As you can see, a low temperature results in extremely repetitive and predictable text, but where local structure is highly realistic: in 
particular, all words (a word being a local pattern of characters) are real English words. With higher temperatures, the generated text 
becomes more interesting, surprising, even creative; it may sometimes invent completely new words that sound somewhat plausible (such as 
"eterned" or "troveration"). With a high temperature, the local structure starts breaking down and most words look like semi-random strings 
of characters. Without a doubt, here 0.5 is the most interesting temperature for text generation in this specific setup. Always experiment 
with multiple sampling strategies! A clever balance between learned structure and randomness is what makes generation interesting.

Note that by training a bigger model, longer, on more data, you can achieve generated samples that will look much more coherent and 
realistic than ours. But of course, don't expect to ever generate any meaningful text, other than by random chance: all we are doing is 
sampling data from a statistical model of which characters come after which characters. Language is a communication channel, and there is 
a distinction between what communications are about, and the statistical structure of the messages in which communications are encoded. To 
evidence this distinction, here is a thought experiment: what if human language did a better job at compressing communications, much like 
our computers do with most of our digital communications?

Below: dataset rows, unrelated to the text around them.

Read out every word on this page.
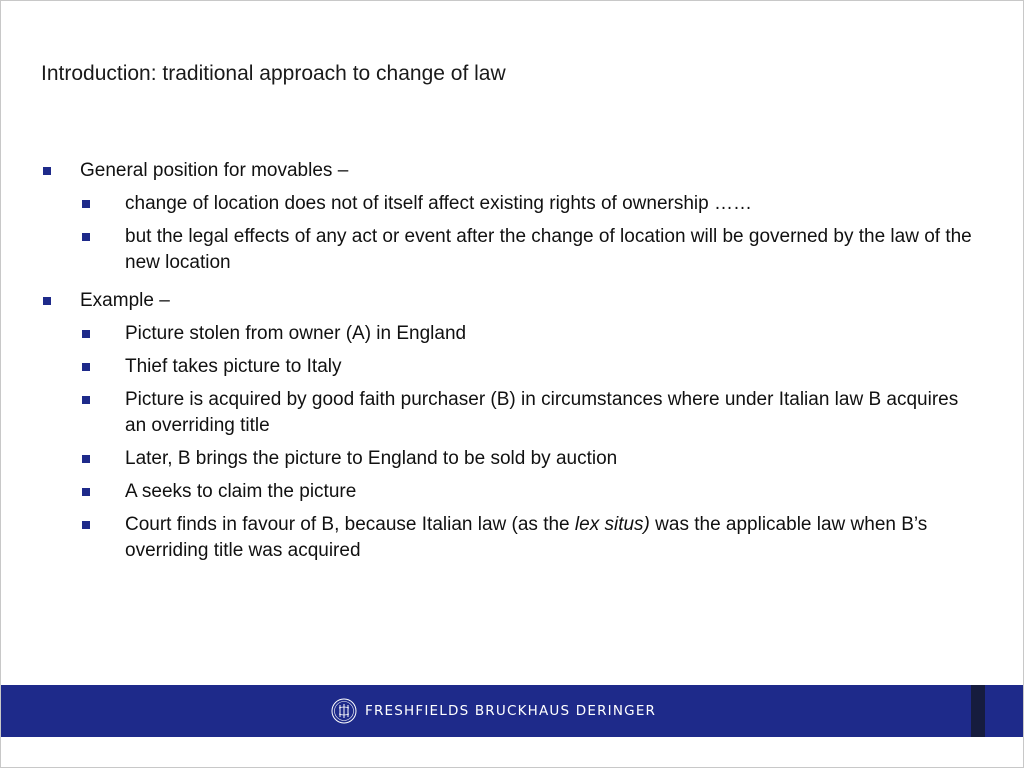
Introduction: traditional approach to change of law
General position for movables –
change of location does not of itself affect existing rights of ownership ……
but the legal effects of any act or event after the change of location will be governed by the law of the new location
Example –
Picture stolen from owner (A) in England
Thief takes picture to Italy
Picture is acquired by good faith purchaser (B) in circumstances where under Italian law B acquires an overriding title
Later, B brings the picture to England to be sold by auction
A seeks to claim the picture
Court finds in favour of B, because Italian law (as the lex situs) was the applicable law when B’s overriding title was acquired
FRESHFIELDS BRUCKHAUS DERINGER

Then language would be no less meaningful, yet it would lack any intrinsic 
statistical structure, thus making it impossible to learn a language model like we just did.


## Take aways

* We can generate discrete sequence data by training a model to predict the next tokens(s) given previous tokens.
* In the case of text, such a model is called a "language model" and could be based on either words or characters.
* Sampling the next token requires balance between adhering to what the model judges likely, and introducing randomness.
* One way to handle this is the notion of _softmax temperature_. Always experiment with different temperatures to find the "right" one.